Calabrese and his supporters argue that smaller exposures of cell-damaging radiation and other carcinogens can serve as stressors that activate the body’s repair mechanisms and can make people healthier. They compare it to physical exercise or sunlight.

Mainstream scientific consensus on radiation is based on deceptive science, says Calabrese, who argued in a 2014 essay for "righting the past deceptions and correcting the ongoing errors in environmental regulation."

EPA spokesman Konkus said in an e-mail that the proposed rule change is about "increasing transparency on assumptions" about how the body responds to different doses of dangerous substances and that the agency "acknowledges uncertainty regarding health effects at low doses" and supports more research on that.

The radiation regulation is supported by Steven Milloy, a Trump transition team member for the EPA who is known for challenging widely accepted ideas about manmade climate change and the health risks of tobacco. He has been promoting Calabrese’s theory of healthy radiation on his blog.

Jan Beyea, a physicist whose work includes research with the National Academies of Science on the 2011 Fukushima nuclear power plant accident, said the EPA science proposal represents voices "generally dismissed by the great bulk of scientists."

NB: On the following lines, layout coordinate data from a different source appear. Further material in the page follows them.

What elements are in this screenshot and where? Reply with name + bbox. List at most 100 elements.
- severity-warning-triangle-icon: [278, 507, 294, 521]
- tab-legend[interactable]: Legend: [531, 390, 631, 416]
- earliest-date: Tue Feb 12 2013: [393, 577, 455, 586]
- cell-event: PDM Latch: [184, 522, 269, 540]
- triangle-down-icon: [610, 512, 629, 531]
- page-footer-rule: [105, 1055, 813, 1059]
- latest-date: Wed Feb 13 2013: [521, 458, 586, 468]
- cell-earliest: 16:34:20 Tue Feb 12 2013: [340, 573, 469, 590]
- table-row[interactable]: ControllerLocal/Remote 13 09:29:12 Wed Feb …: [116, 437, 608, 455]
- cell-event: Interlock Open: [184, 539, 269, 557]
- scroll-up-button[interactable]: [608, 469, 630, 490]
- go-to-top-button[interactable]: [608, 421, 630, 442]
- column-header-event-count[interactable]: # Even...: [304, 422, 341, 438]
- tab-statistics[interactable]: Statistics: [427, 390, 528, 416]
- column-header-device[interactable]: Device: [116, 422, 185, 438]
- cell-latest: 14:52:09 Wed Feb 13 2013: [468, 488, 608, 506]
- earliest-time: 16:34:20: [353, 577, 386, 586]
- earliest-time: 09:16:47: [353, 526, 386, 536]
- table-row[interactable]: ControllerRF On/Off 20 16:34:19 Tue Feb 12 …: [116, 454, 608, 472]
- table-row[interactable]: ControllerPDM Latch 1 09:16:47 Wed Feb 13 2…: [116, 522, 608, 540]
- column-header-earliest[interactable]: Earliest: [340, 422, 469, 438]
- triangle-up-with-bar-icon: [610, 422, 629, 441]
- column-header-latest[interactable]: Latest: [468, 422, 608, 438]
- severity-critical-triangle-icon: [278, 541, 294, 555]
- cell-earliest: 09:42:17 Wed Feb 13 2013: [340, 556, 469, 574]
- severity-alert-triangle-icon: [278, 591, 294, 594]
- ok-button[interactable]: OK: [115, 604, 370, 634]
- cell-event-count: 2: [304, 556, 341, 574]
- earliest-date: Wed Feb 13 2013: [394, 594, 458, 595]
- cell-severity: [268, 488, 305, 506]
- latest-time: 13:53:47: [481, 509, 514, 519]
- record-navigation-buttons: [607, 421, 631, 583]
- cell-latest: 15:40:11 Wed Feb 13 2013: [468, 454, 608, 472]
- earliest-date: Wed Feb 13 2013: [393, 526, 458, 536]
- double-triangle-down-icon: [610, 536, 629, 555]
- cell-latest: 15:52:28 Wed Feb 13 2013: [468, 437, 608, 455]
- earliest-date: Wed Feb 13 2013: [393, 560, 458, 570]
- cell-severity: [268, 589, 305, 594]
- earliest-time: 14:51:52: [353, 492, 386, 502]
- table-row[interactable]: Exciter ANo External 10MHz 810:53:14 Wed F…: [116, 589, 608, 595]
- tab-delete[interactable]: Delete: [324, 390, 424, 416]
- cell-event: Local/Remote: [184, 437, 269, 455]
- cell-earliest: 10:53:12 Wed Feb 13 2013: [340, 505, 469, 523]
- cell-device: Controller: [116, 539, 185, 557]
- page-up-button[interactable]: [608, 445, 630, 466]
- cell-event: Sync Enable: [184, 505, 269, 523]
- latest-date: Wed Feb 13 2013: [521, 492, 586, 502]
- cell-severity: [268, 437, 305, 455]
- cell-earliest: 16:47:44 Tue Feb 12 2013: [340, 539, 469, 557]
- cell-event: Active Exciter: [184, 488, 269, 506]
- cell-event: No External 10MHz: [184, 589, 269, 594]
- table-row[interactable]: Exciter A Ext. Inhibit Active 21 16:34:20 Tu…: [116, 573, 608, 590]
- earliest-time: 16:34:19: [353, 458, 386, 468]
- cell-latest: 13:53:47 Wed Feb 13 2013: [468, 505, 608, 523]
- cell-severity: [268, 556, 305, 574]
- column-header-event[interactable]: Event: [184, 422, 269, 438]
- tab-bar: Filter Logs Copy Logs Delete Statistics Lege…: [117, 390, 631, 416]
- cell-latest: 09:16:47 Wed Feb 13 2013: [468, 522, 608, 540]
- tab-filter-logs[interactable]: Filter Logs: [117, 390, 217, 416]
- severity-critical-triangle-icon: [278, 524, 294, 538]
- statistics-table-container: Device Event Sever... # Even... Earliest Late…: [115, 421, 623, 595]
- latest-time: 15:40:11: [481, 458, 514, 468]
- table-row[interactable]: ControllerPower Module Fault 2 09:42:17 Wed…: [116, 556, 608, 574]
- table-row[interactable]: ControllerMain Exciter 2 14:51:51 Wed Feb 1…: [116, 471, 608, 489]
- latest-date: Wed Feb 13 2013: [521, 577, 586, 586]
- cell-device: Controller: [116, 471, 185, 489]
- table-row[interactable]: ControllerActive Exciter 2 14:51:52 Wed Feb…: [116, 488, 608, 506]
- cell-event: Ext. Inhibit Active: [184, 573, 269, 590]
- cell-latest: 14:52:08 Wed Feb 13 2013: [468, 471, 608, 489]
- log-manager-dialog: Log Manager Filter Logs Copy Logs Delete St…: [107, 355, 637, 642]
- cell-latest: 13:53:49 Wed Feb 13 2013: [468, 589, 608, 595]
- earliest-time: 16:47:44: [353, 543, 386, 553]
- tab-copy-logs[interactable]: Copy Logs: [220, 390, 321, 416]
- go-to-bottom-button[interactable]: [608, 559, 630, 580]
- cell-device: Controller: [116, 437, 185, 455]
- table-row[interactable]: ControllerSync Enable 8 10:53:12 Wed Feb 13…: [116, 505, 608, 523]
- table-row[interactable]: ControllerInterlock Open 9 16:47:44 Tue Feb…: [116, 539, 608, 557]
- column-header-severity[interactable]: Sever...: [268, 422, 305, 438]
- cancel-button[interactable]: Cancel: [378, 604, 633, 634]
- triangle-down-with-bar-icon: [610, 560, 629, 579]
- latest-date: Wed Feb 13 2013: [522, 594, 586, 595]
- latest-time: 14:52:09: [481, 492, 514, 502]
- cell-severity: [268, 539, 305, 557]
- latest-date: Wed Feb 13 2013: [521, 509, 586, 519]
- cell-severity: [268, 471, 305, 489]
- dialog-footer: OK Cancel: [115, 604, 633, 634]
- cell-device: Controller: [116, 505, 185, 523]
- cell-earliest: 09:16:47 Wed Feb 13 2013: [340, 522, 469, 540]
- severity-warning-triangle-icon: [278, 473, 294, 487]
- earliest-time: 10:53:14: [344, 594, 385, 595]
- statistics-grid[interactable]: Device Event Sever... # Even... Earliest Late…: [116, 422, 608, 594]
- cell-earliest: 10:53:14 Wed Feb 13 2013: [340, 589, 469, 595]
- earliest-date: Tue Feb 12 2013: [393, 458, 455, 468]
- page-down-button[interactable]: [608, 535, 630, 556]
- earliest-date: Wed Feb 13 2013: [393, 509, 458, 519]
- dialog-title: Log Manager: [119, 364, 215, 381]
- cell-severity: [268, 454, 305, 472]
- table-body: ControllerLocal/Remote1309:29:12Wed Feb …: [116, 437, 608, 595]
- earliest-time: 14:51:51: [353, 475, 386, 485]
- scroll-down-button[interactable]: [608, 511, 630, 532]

The EPA proposal would lead to "increases in chemical and radiation exposures in the workplace, home, and outdoor environment, including the vicinity of Superfund sites," Beyea wrote. "The individual risk will likely be low, but not the cumulative social risk," Beyea said.

At the level the EPA website talks about, any one person’s risk of cancer from radiation exposure is perhaps 1 percent, Beyea said.

"If they even look at that — no, no, no," said Terrie Barrie, a resident of Craig, Colo., and an advocate for her husband and other workers at the now-closed Rocky Flats nuclear-weapons plant, where the US government is compensating certain cancer victims regardless of their history of exposure. "There’s no reason not to protect people as much as possible," said Barrie.

Federal agencies for decades have followed a policy that there is no threshold of radiation exposure that is risk-free.